In the overall cohort, mean age was 80.9 years, 98.7% were men, and 70.2% were white. The participants were well distributed across geographic regions and 89.9% were seen in high-complexity VA facilities. Of the total cohort, 74% received some outpatient nephrology care prior to developing incident kidney failure. Documented discussions regarding discussions for resuscitation and dialysis were noted in 71.3% and 55.6% of patients, respectively. Overall, 32.4% of patients had a documented discussion of supportive care, but only 44% of patients at high risk for mortality with dialysis had such discussions noted in their records.
The pattern of documentation varied according to whether the patient ultimately started dialysis. Regardless of mortality risk, patients in the group that did not start dialysis were more likely to have documented discussions regarding dialysis, supportive care, and resuscitation (resuscitation discussions were documented most frequently) compared with patients in the group that did start dialysis. Among patients in the dialysis group with mortality risk score <5, <10% had a documented discussion about supportive care, and 40% had no documentation of any goals-of-care discussion. Among patients in the dialysis group with mortality risk score ≥5, 23% had documented discussion of supportive care and 24.% had no documentation of goals-of-care discussions.
Following adjustments, there were independent associations between facility region, outpatient nephrology care preceding incident kidney failure, and documentation of resuscitation preferences and the odds of having a documented dialysis or supportive care discussion.
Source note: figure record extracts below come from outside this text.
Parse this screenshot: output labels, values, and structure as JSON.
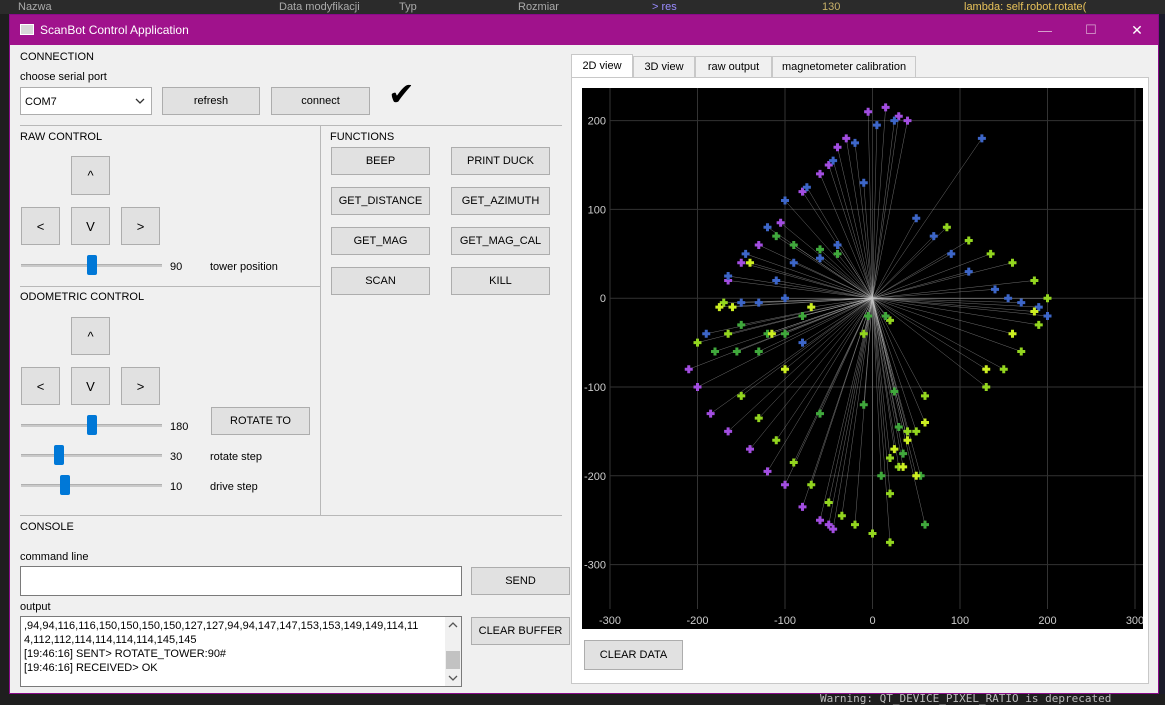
{
  "background": {
    "file_columns": [
      "Nazwa",
      "Data modyfikacji",
      "Typ",
      "Rozmiar"
    ],
    "code_snippet": "> res",
    "line_number": "130",
    "code_text": "lambda: self.robot.rotate(",
    "terminal_text": "Warning: QT_DEVICE_PIXEL_RATIO is deprecated"
  },
  "window": {
    "title": "ScanBot Control Application",
    "controls": {
      "minimize": "—",
      "maximize": "☐",
      "close": "✕"
    }
  },
  "connection": {
    "heading": "CONNECTION",
    "port_label": "choose serial port",
    "port_value": "COM7",
    "refresh_label": "refresh",
    "connect_label": "connect",
    "status_mark": "✔"
  },
  "raw_control": {
    "heading": "RAW CONTROL",
    "up": "^",
    "left": "<",
    "down": "V",
    "right": ">",
    "tower_value": "90",
    "tower_label": "tower position",
    "tower_fraction": 0.5
  },
  "functions": {
    "heading": "FUNCTIONS",
    "buttons": [
      "BEEP",
      "PRINT DUCK",
      "GET_DISTANCE",
      "GET_AZIMUTH",
      "GET_MAG",
      "GET_MAG_CAL",
      "SCAN",
      "KILL"
    ]
  },
  "odometric_control": {
    "heading": "ODOMETRIC CONTROL",
    "up": "^",
    "left": "<",
    "down": "V",
    "right": ">",
    "rotate_to_label": "ROTATE TO",
    "angle_value": "180",
    "angle_fraction": 0.5,
    "rotate_step_value": "30",
    "rotate_step_label": "rotate step",
    "rotate_step_fraction": 0.25,
    "drive_step_value": "10",
    "drive_step_label": "drive step",
    "drive_step_fraction": 0.3
  },
  "console": {
    "heading": "CONSOLE",
    "command_label": "command line",
    "command_value": "",
    "send_label": "SEND",
    "output_label": "output",
    "output_lines": [
      ",94,94,116,116,150,150,150,150,127,127,94,94,147,147,153,153,149,149,114,11",
      "4,112,112,114,114,114,114,145,145",
      "[19:46:16] SENT> ROTATE_TOWER:90#",
      "[19:46:16] RECEIVED> OK"
    ],
    "clear_buffer_label": "CLEAR BUFFER"
  },
  "tabs": [
    {
      "label": "2D view",
      "active": true
    },
    {
      "label": "3D view",
      "active": false
    },
    {
      "label": "raw output",
      "active": false
    },
    {
      "label": "magnetometer calibration",
      "active": false
    }
  ],
  "clear_data_label": "CLEAR DATA",
  "chart_data": {
    "type": "scatter",
    "xlim": [
      -300,
      300
    ],
    "ylim": [
      -300,
      200
    ],
    "x_ticks": [
      -300,
      -200,
      -100,
      0,
      100,
      200,
      300
    ],
    "y_ticks": [
      -300,
      -200,
      -100,
      0,
      100,
      200
    ],
    "grid": true,
    "colors": {
      "background": "#000000",
      "rays": "#c8c8c8",
      "grid": "#333333",
      "tick_text": "#cccccc"
    },
    "series": [
      {
        "color": "#a24de0",
        "points": [
          [
            -5,
            210
          ],
          [
            15,
            215
          ],
          [
            30,
            205
          ],
          [
            40,
            200
          ],
          [
            -30,
            180
          ],
          [
            -40,
            170
          ],
          [
            -50,
            150
          ],
          [
            -60,
            140
          ],
          [
            -80,
            120
          ],
          [
            -105,
            85
          ],
          [
            -130,
            60
          ],
          [
            -150,
            40
          ],
          [
            -165,
            20
          ],
          [
            -210,
            -80
          ],
          [
            -200,
            -100
          ],
          [
            -185,
            -130
          ],
          [
            -165,
            -150
          ],
          [
            -140,
            -170
          ],
          [
            -120,
            -195
          ],
          [
            -100,
            -210
          ],
          [
            -80,
            -235
          ],
          [
            -60,
            -250
          ],
          [
            -50,
            -255
          ],
          [
            -45,
            -260
          ]
        ]
      },
      {
        "color": "#3d66c8",
        "points": [
          [
            25,
            200
          ],
          [
            5,
            195
          ],
          [
            -20,
            175
          ],
          [
            -45,
            155
          ],
          [
            -75,
            125
          ],
          [
            -100,
            110
          ],
          [
            -120,
            80
          ],
          [
            -145,
            50
          ],
          [
            -165,
            25
          ],
          [
            50,
            90
          ],
          [
            70,
            70
          ],
          [
            90,
            50
          ],
          [
            110,
            30
          ],
          [
            140,
            10
          ],
          [
            155,
            0
          ],
          [
            170,
            -5
          ],
          [
            190,
            -10
          ],
          [
            200,
            -20
          ],
          [
            -10,
            130
          ],
          [
            -40,
            60
          ],
          [
            -60,
            45
          ],
          [
            -90,
            40
          ],
          [
            -110,
            20
          ],
          [
            125,
            180
          ],
          [
            -130,
            -5
          ],
          [
            -150,
            -5
          ],
          [
            -190,
            -40
          ],
          [
            -80,
            -50
          ],
          [
            -100,
            0
          ]
        ]
      },
      {
        "color": "#93d51f",
        "points": [
          [
            85,
            80
          ],
          [
            110,
            65
          ],
          [
            135,
            50
          ],
          [
            160,
            40
          ],
          [
            185,
            20
          ],
          [
            200,
            0
          ],
          [
            190,
            -30
          ],
          [
            170,
            -60
          ],
          [
            150,
            -80
          ],
          [
            130,
            -100
          ],
          [
            -165,
            -40
          ],
          [
            -170,
            -5
          ],
          [
            -200,
            -50
          ],
          [
            -150,
            -110
          ],
          [
            -130,
            -135
          ],
          [
            -110,
            -160
          ],
          [
            -90,
            -185
          ],
          [
            -70,
            -210
          ],
          [
            -50,
            -230
          ],
          [
            -35,
            -245
          ],
          [
            -20,
            -255
          ],
          [
            0,
            -265
          ],
          [
            20,
            -275
          ],
          [
            -10,
            -40
          ],
          [
            20,
            -25
          ],
          [
            30,
            -190
          ],
          [
            40,
            -150
          ],
          [
            50,
            -150
          ],
          [
            20,
            -180
          ],
          [
            20,
            -220
          ],
          [
            60,
            -110
          ]
        ]
      },
      {
        "color": "#40a83c",
        "points": [
          [
            -110,
            70
          ],
          [
            -90,
            60
          ],
          [
            -60,
            55
          ],
          [
            -40,
            50
          ],
          [
            -80,
            -20
          ],
          [
            -100,
            -40
          ],
          [
            -120,
            -40
          ],
          [
            -155,
            -60
          ],
          [
            15,
            -20
          ],
          [
            -5,
            -20
          ],
          [
            25,
            -105
          ],
          [
            30,
            -145
          ],
          [
            35,
            -175
          ],
          [
            55,
            -200
          ],
          [
            60,
            -255
          ],
          [
            10,
            -200
          ],
          [
            -10,
            -120
          ],
          [
            -60,
            -130
          ],
          [
            -130,
            -60
          ],
          [
            -150,
            -30
          ],
          [
            -180,
            -60
          ]
        ]
      },
      {
        "color": "#ccee22",
        "points": [
          [
            -160,
            -10
          ],
          [
            -175,
            -10
          ],
          [
            -140,
            40
          ],
          [
            -115,
            -40
          ],
          [
            -70,
            -10
          ],
          [
            -100,
            -80
          ],
          [
            130,
            -80
          ],
          [
            160,
            -40
          ],
          [
            185,
            -15
          ],
          [
            60,
            -140
          ],
          [
            40,
            -160
          ],
          [
            25,
            -170
          ],
          [
            35,
            -190
          ],
          [
            50,
            -200
          ]
        ]
      }
    ]
  }
}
The practice of discussion varied by region, with the West less likely versus the rest of the country to document a dialysis-preferences discussion and more likely to document a supportive-care discussion.
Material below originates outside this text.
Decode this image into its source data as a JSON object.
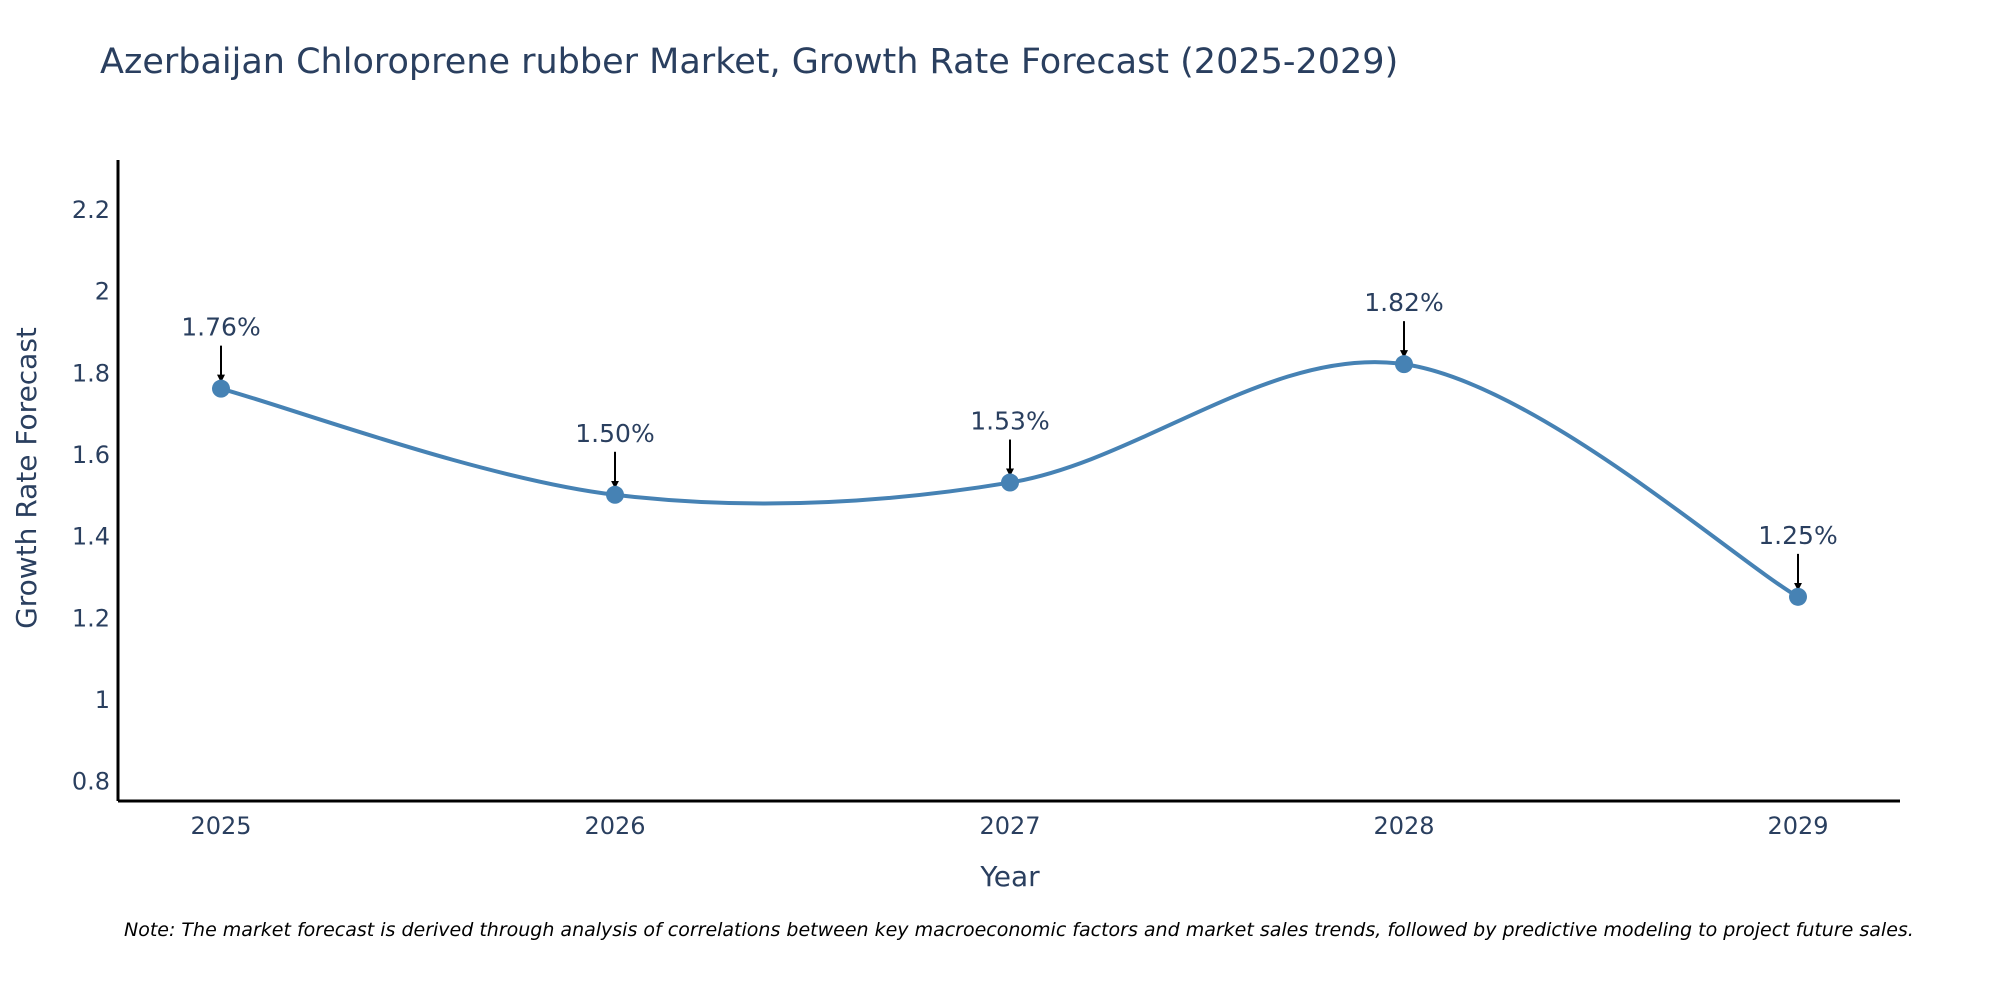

While outpatient nephrology care was associated with higher odds of a documented dialysis discussion, it was also associated with lower odds of supportive-care discussions. Following multivariable adjustment, there was no association between mortality risk and the odds of a documented dialysis or supportive-care discussion.
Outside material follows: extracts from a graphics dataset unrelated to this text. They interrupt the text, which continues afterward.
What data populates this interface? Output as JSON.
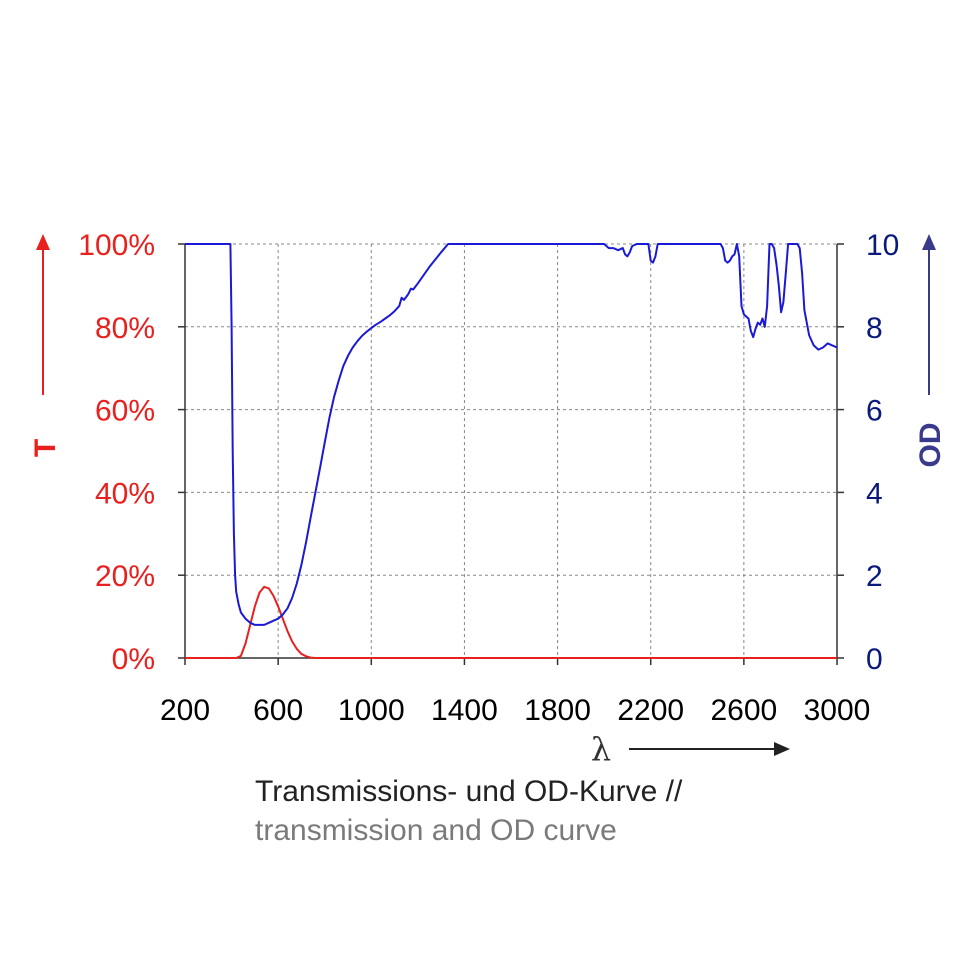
{
  "chart_data": {
    "type": "line",
    "xlabel": "λ",
    "ylabel_left": "T",
    "ylabel_right": "OD",
    "xlim": [
      200,
      3000
    ],
    "ylim_left": [
      0,
      100
    ],
    "ylim_right": [
      0,
      10
    ],
    "grid": true,
    "x_ticks": [
      "200",
      "600",
      "1000",
      "1400",
      "1800",
      "2200",
      "2600",
      "3000"
    ],
    "y_left_ticks": [
      "0%",
      "20%",
      "40%",
      "60%",
      "80%",
      "100%"
    ],
    "y_right_ticks": [
      "0",
      "2",
      "4",
      "6",
      "8",
      "10"
    ],
    "colors": {
      "T": "#e8201e",
      "OD": "#1a1ad6",
      "left_axis": "#e8201e",
      "right_axis": "#3a3a8c"
    },
    "series": [
      {
        "name": "T",
        "axis": "left",
        "x": [
          200,
          400,
          420,
          440,
          460,
          480,
          500,
          520,
          540,
          560,
          580,
          600,
          620,
          640,
          660,
          680,
          700,
          720,
          740,
          760,
          800,
          1000,
          1500,
          2000,
          2500,
          3000
        ],
        "y": [
          0,
          0,
          0,
          0.5,
          3.5,
          8,
          12.5,
          15.8,
          17.2,
          16.8,
          15,
          12.5,
          9.5,
          6.5,
          4,
          2.2,
          1,
          0.4,
          0.1,
          0,
          0,
          0,
          0,
          0,
          0,
          0
        ]
      },
      {
        "name": "OD",
        "axis": "right",
        "x": [
          200,
          395,
          400,
          405,
          410,
          415,
          420,
          430,
          440,
          460,
          480,
          500,
          520,
          540,
          560,
          580,
          600,
          620,
          640,
          660,
          680,
          700,
          720,
          740,
          760,
          780,
          800,
          820,
          840,
          860,
          880,
          900,
          920,
          940,
          960,
          980,
          1000,
          1020,
          1040,
          1060,
          1080,
          1100,
          1120,
          1130,
          1140,
          1150,
          1160,
          1170,
          1180,
          1200,
          1250,
          1300,
          1330,
          1340,
          1800,
          2000,
          2020,
          2040,
          2060,
          2080,
          2090,
          2100,
          2110,
          2120,
          2140,
          2190,
          2200,
          2210,
          2220,
          2230,
          2500,
          2510,
          2520,
          2530,
          2540,
          2550,
          2560,
          2570,
          2580,
          2590,
          2600,
          2610,
          2620,
          2630,
          2640,
          2650,
          2660,
          2670,
          2680,
          2690,
          2700,
          2710,
          2720,
          2730,
          2740,
          2750,
          2760,
          2770,
          2780,
          2790,
          2800,
          2810,
          2820,
          2830,
          2840,
          2850,
          2860,
          2880,
          2900,
          2920,
          2940,
          2960,
          2980,
          3000
        ],
        "y": [
          10,
          10,
          8,
          5,
          3,
          2,
          1.6,
          1.3,
          1.1,
          0.95,
          0.85,
          0.8,
          0.8,
          0.8,
          0.85,
          0.9,
          0.95,
          1.05,
          1.2,
          1.45,
          1.8,
          2.25,
          2.8,
          3.4,
          4.0,
          4.6,
          5.2,
          5.8,
          6.3,
          6.7,
          7.05,
          7.3,
          7.5,
          7.65,
          7.78,
          7.88,
          7.97,
          8.05,
          8.12,
          8.2,
          8.28,
          8.38,
          8.5,
          8.7,
          8.65,
          8.72,
          8.8,
          8.92,
          8.9,
          9.05,
          9.45,
          9.8,
          10,
          10,
          10,
          10,
          9.9,
          9.9,
          9.85,
          9.9,
          9.75,
          9.7,
          9.8,
          9.95,
          10,
          10,
          9.6,
          9.55,
          9.7,
          10,
          10,
          9.9,
          9.6,
          9.55,
          9.6,
          9.7,
          9.75,
          10,
          9.7,
          8.5,
          8.3,
          8.25,
          8.2,
          7.9,
          7.75,
          7.95,
          8.1,
          8.05,
          8.2,
          8.0,
          8.5,
          10,
          10,
          9.9,
          9.5,
          9.0,
          8.35,
          8.6,
          9.3,
          10,
          10,
          10,
          10,
          10,
          9.9,
          9.3,
          8.4,
          7.8,
          7.55,
          7.45,
          7.5,
          7.6,
          7.55,
          7.5
        ]
      }
    ]
  },
  "caption": {
    "line1": "Transmissions- und OD-Kurve //",
    "line2": "transmission and OD curve"
  }
}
The researchers cited some limitations to the study, including the possibility that the results are not generalizable to nonveteran populations, particularly those who receive care outside the VA health system, not capturing the type and specialty of the provider documenting the discussions, and the possibility that the medical records did not capture the full content or quality of the discussions between provider and patient.
In summary, the researchers said, “Discussions surrounding dialysis preferences, including supportive care, are infrequently documented and often decoupled from other aspects of advance care planning, which may result in dialysis decisions that are discordant with patient goals. A systematic redesign of the advance care planning process that encourages integration of these discussions into routine nephrology care is needed to ensure that the goals and preferences of persons with advanced kidney disease are better elicited and reflected in their treatment plans.”
Takeaway Points
- Researchers conducted a retrospective cohort study to examine the documentation, content, and timing of discussions about dialysis preferences between providers and patients with advanced kidney disease.
- In a cohort of US veterans with a mean age of 80.9 years, documented discussions regarding dialysis and resuscitation were noted in 55.6% and 77.1% of patients, respectively.
- The frequency of documentation varied by mortality risk and whether the patient ultimately initiated dialysis.